Talking about a diagnosis for autistic adults
A new autism diagnosis can be very validating but also might lead you to question a lot of things in your life. This 'new normal' phase may take some time to adjust to.
Often, after an autism diagnosis, relationships and families may come under a lot of focus and the family dynamics may change.
Many people have misconceptions about autism. This is often due to a lack of knowledge and understanding. It may be ignorance, but sometimes it feels cruel, and it still hurts.
It is not unusual for your family to be in complete denial about your diagnosis. This can also be the case with your partner. Whilst upsetting, these situations often resolve in time.
Family, partners and friends
After receiving a diagnosis, telling your family, partner and close friends that you are autistic can lead to mixed reactions. They may not be what you hope or expect.
You may be feeling excited at having validation you are autistic and want to share this. You finally have some answers about yourself. You hope they will feel the same and want to learn more about you and how they can best support you. However, their reactions can leave you feeling frustrated or invalidated.
Here are some considerations for you when preparing to tell family, partners and friends:
- Have easy-to-read literature on autism in adults on hand.
- Find examples of famous autistic people and use these as an icebreaker (e.g. how their differences relate to you).
- Some people may have difficulty accepting your diagnosis or feel uncomfortable talking about autism. People can be fearful of things they don’t understand.
- Some responses may invalidate you (e.g. ‘You don’t look autistic.’). Or they may respond with things like: ‘It doesn’t matter about the diagnosis; we know you best.’
- Let people know if you feel hurt by what they say and explain why.
- Give people time to learn more about you and autism.
- Surround yourself with people who will support and validate you.
- Find a network of like-minded people who ‘get’ you. This is especially important if family and friends are not supportive.
Upon diagnosis—coping with the feeling of lost time
It can feel overwhelming to receive a diagnosis or discover late in life that you may be autistic. You may have thoughts like: What could have been if you had known earlier?

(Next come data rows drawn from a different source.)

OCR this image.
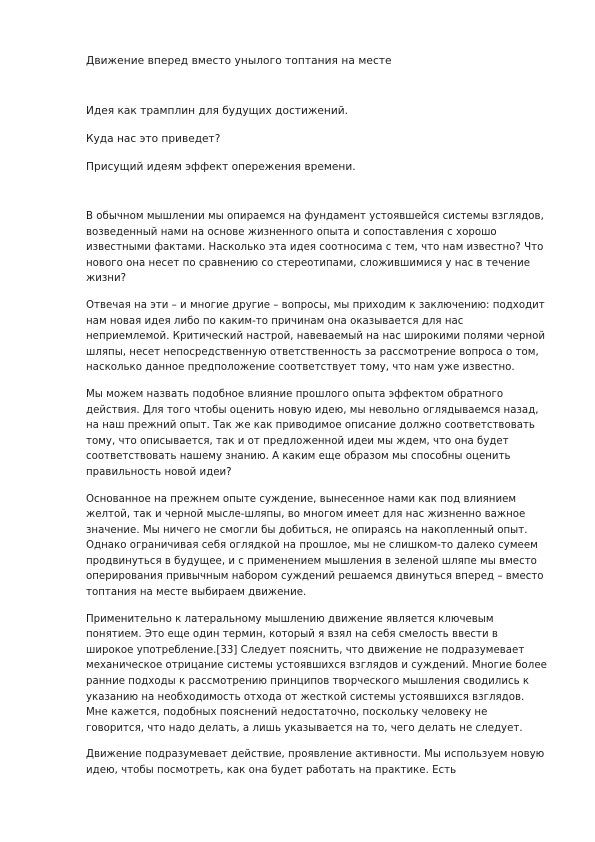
Движение вперед вместо унылого топтания на месте

Идея как трамплин для будущих достижений.

Куда нас это приведет?

Присущий идеям эффект опережения времени.

В обычном мышлении мы опираемся на фундамент устоявшейся системы взглядов, возведенный нами на основе жизненного опыта и сопоставления с хорошо известными фактами. Насколько эта идея соотносима с тем, что нам известно? Что нового она несет по сравнению со стереотипами, сложившимися у нас в течение жизни?

Отвечая на эти – и многие другие – вопросы, мы приходим к заключению: подходит нам новая идея либо по каким-то причинам она оказывается для нас неприемлемой. Критический настрой, навеваемый на нас широкими полями черной шляпы, несет непосредственную ответственность за рассмотрение вопроса о том, насколько данное предположение соответствует тому, что нам уже известно.

Мы можем назвать подобное влияние прошлого опыта эффектом обратного действия. Для того чтобы оценить новую идею, мы невольно оглядываемся назад, на наш прежний опыт. Так же как приводимое описание должно соответствовать тому, что описывается, так и от предложенной идеи мы ждем, что она будет соответствовать нашему знанию. А каким еще образом мы способны оценить правильность новой идеи?

Основанное на прежнем опыте суждение, вынесенное нами как под влиянием желтой, так и черной мысле-шляпы, во многом имеет для нас жизненно важное значение. Мы ничего не смогли бы добиться, не опираясь на накопленный опыт. Однако ограничивая себя оглядкой на прошлое, мы не слишком-то далеко сумеем продвинуться в будущее, и с применением мышления в зеленой шляпе мы вместо оперирования привычным набором суждений решаемся двинуться вперед – вместо топтания на месте выбираем движение.

Применительно к латеральному мышлению движение является ключевым понятием. Это еще один термин, который я взял на себя смелость ввести в широкое употребление.[33] Следует пояснить, что движение не подразумевает механическое отрицание системы устоявшихся взглядов и суждений. Многие более ранние подходы к рассмотрению принципов творческого мышления сводились к указанию на необходимость отхода от жесткой системы устоявшихся взглядов. Мне кажется, подобных пояснений недостаточно, поскольку человеку не говорится, что надо делать, а лишь указывается на то, чего делать не следует.

Движение подразумевает действие, проявление активности. Мы используем новую идею, чтобы посмотреть, как она будет работать на практике. Есть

Would life have been different?
Some people feel sadness, some feel anger, some feel relieved and validated. All these feelings are quite usual and are part of the process of post-diagnosis/identification. These moments can be life-changing and set you on a different path, one of self-discovery.
It can take time to rediscover who you are, especially after what already seems like a lifetime of feeling out of sync with the world.
The feeling of lost time can be hard to cope with. You need to allow yourself the time to work through these feelings. It does take some time to rediscover who you are.
Diagnosis—it can feel like starting life over again
Your diagnosis can feel like starting life over again, undoing misconceptions about you, letting go of what other people may think of you and expectations of fitting in.
It is never too late to learn and make positive changes to your world. You don’t have to feel like you’ve lost time.
It is never too late to find out where you belong and be valued for who you are. Everyone deserves this.
Re-evaluate your life, your way.
It is okay to reflect on what could have been, but don’t stay there. You probably already know from experience what doesn’t work for you. Now, spend time finding out what does.